With the opening of school, it's time to "pack your satchels" again. Not only with text and exercise books, but also with masks.
High-quality masks are made of meltblown nonwoven. This is the filter that protects us from the viruses and whose properties we are constantly developing in our technical center."
With the opening of school, it's time to "pack your satchels" again. Not only with text and exercise books, but also with masks. "We are happy that face-to-face classes are starting again at our school. But we also have to be well prepared for it in view of the infection situation," says Ralph Last, school director of the Heinrich-Böll Gymnasium.
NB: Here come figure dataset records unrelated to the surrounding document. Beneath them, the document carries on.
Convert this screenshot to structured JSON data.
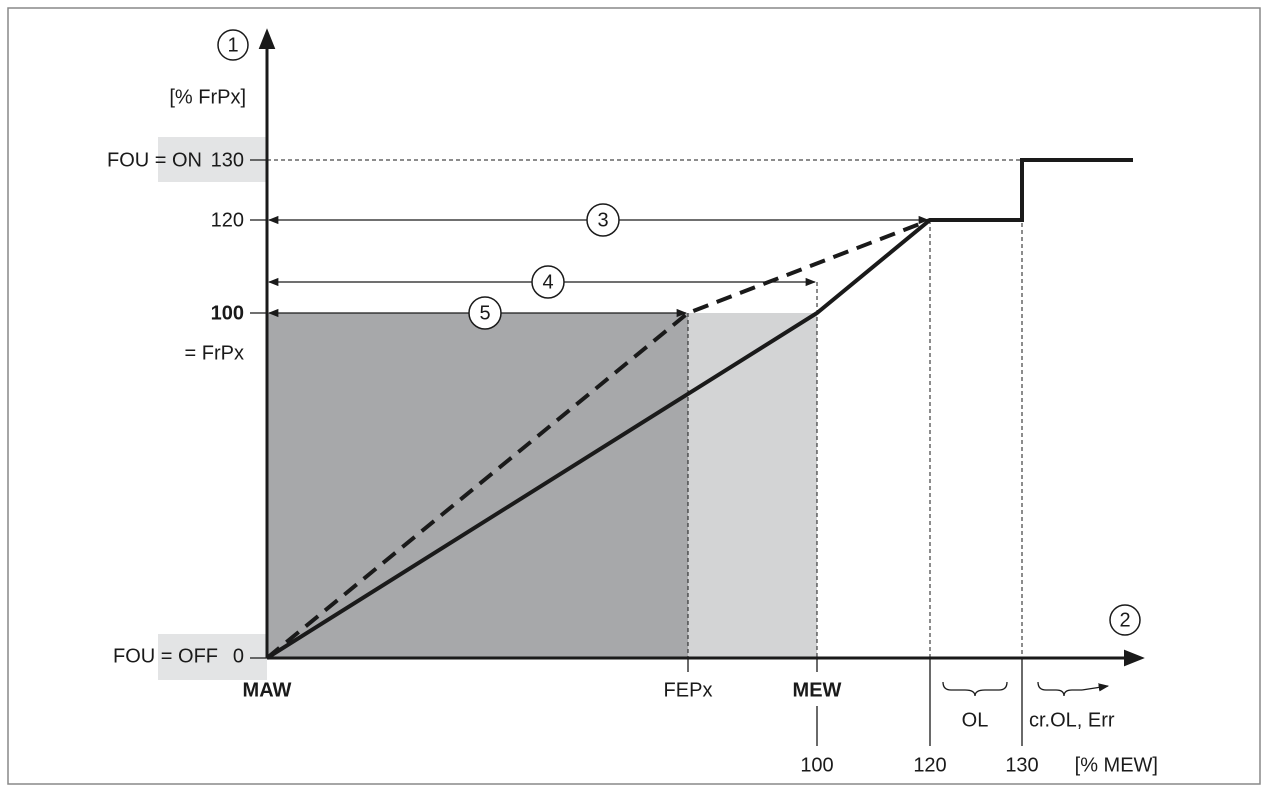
{
  "axes": {
    "y": {
      "marker": "1",
      "unit": "[% FrPx]"
    },
    "x": {
      "marker": "2",
      "unit": "[% MEW]"
    }
  },
  "y_labels": {
    "fou_on": "FOU = ON",
    "on_value": "130",
    "mid_value": "120",
    "frpx_value": "100",
    "frpx": "= FrPx",
    "fou_off": "FOU = OFF",
    "off_value": "0"
  },
  "x_labels": {
    "maw": "MAW",
    "fepx": "FEPx",
    "mew": "MEW",
    "mew_value": "100",
    "value_120": "120",
    "value_130": "130",
    "ol": "OL",
    "error": "cr.OL, Err"
  },
  "ranges": {
    "range_3": "3",
    "range_4": "4",
    "range_5": "5"
  }
}
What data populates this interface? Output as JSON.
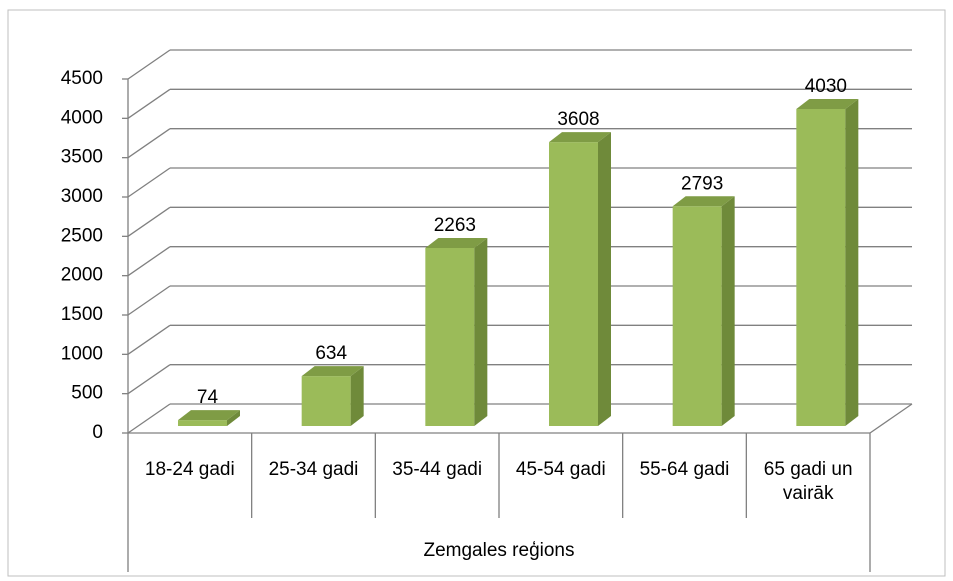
{
  "chart_data": {
    "type": "bar3d",
    "categories": [
      "18-24 gadi",
      "25-34 gadi",
      "35-44 gadi",
      "45-54 gadi",
      "55-64 gadi",
      "65 gadi un vairāk"
    ],
    "values": [
      74,
      634,
      2263,
      3608,
      2793,
      4030
    ],
    "group_label": "Zemgales reģions",
    "color": "#9bbb59",
    "ylim": [
      0,
      4500
    ],
    "yticks": [
      0,
      500,
      1000,
      1500,
      2000,
      2500,
      3000,
      3500,
      4000,
      4500
    ],
    "grid": true
  }
}
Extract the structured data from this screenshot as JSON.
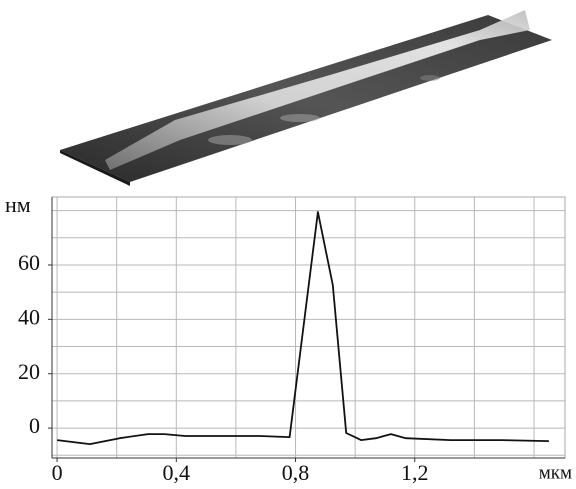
{
  "chart_data": {
    "type": "line",
    "y_label": "нм",
    "x_label": "мкм",
    "x": [
      0,
      0.11,
      0.21,
      0.305,
      0.36,
      0.43,
      0.68,
      0.78,
      0.875,
      0.925,
      0.97,
      1.02,
      1.07,
      1.12,
      1.17,
      1.32,
      1.49,
      1.65
    ],
    "series": [
      {
        "color": "#111111",
        "values": [
          -4.4,
          -5.9,
          -3.7,
          -2.2,
          -2.2,
          -2.9,
          -2.9,
          -3.3,
          79.5,
          52.6,
          -1.8,
          -4.4,
          -3.7,
          -2.2,
          -3.7,
          -4.4,
          -4.4,
          -4.8
        ]
      }
    ],
    "xlim": [
      -0.017,
      1.704
    ],
    "xticks": [
      0,
      {
        "value": 0.4,
        "label": "0,4"
      },
      {
        "value": 0.8,
        "label": "0,8"
      },
      {
        "value": 1.2,
        "label": "1,2"
      }
    ],
    "xgrid": [
      0,
      0.2,
      0.4,
      0.6,
      0.8,
      1.0,
      1.2,
      1.4,
      1.6
    ],
    "ylim": [
      -11,
      85
    ],
    "yticks": [
      0,
      20,
      40,
      60
    ],
    "ygrid": [
      -10,
      0,
      10,
      20,
      30,
      40,
      50,
      60,
      70,
      80
    ],
    "grid": true
  }
}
On behalf of all secondary schools in Troisdorf and Niederkassel, he today accepted a donation of masks from the companies LEMO, Reifenhäuser and Rhein Sieg Werkstätten Lebenshilfe.
Last continued, "After many video conferences, we are pleased to be able to teach our students on site again. Classes have been divided for alternate instruction, face-to-face and distance instruction has been planned, and the hygiene concept has been worked out." What needs to be observed has long been second nature to everyone, he said. Forgetting masks was a thing of the past. On the contrary, today many students use several masks throughout the day. "After a few hours of wearing a mask in the classroom and in the schoolyard, you simply need a new one," Last says.
To ensure that students in the region have enough masks to swap regularly, three companies in the region have joined forces for mask production. As a machine builder for nonwoven lines, Reifenhäuser knows what a mask needs to be made of to provide the best possible protection and also be comfortable to wear. "High-quality masks are made of meltblown nonwoven. This is the filter that protects us from the viruses and whose properties we are constantly developing in our technical center," explains Ulrich Reifenhäuser, CSO of the Reifenhäuser Group.
Reifenhäuser has donated the nonwoven material from such development trials for the masks with which a total of 10,800 pupils and 1,025 teachers in Niederkassel and Troisdorf are supplied. Ulrich Reifenhäuser: "We are pleased that we are making a small contribution with our nonwoven to protect the health of everyone at the surrounding schools".
Willi Fenninger and Bernd Schlarp, managing directors of the mechanical engineering company LEMO and supporting member of Lebenshilfe had provided the Rhein Sieg Werkstätten with a mask production machine with donations and funding. Since December, the workshops have been using this machine to produce medical protective masks and thus their very own product: "The job at the mask machine is highly sought after among us. Everyone wants to work with us and is proud that we have our own product, which we sell to large companies and which can even be ordered on the Internet," says Markus Wilden, Managing Director of the Rhein Sieg Werkstätten.
In between orders for corporate customers, Wilden and his team fired up the machine for schools: Approximately 50 people were involved to produce, package and assemble the 450,000 masks. Bernd Schlarp says, "Thanks to the know-how of all three companies, a great and regional product has been created, because we are all just a few kilometers apart."
Ralph Last, school director of Heinrich-Böll-Gymnasium (right), accepted the donation on behalf of all secondary schools. The masks were handed over by Bernd Schlarp, Managing Director of LEMO, Markus Wilden, Managing Director of Rhein Sieg Werkstätten and Ulrich Reifenhäuser, CSO of the Reifenhäuser Group (from left to right). The distribution to the schools is coordinated by Tanja Gaspers, head of the school department of the city of Troisdorf.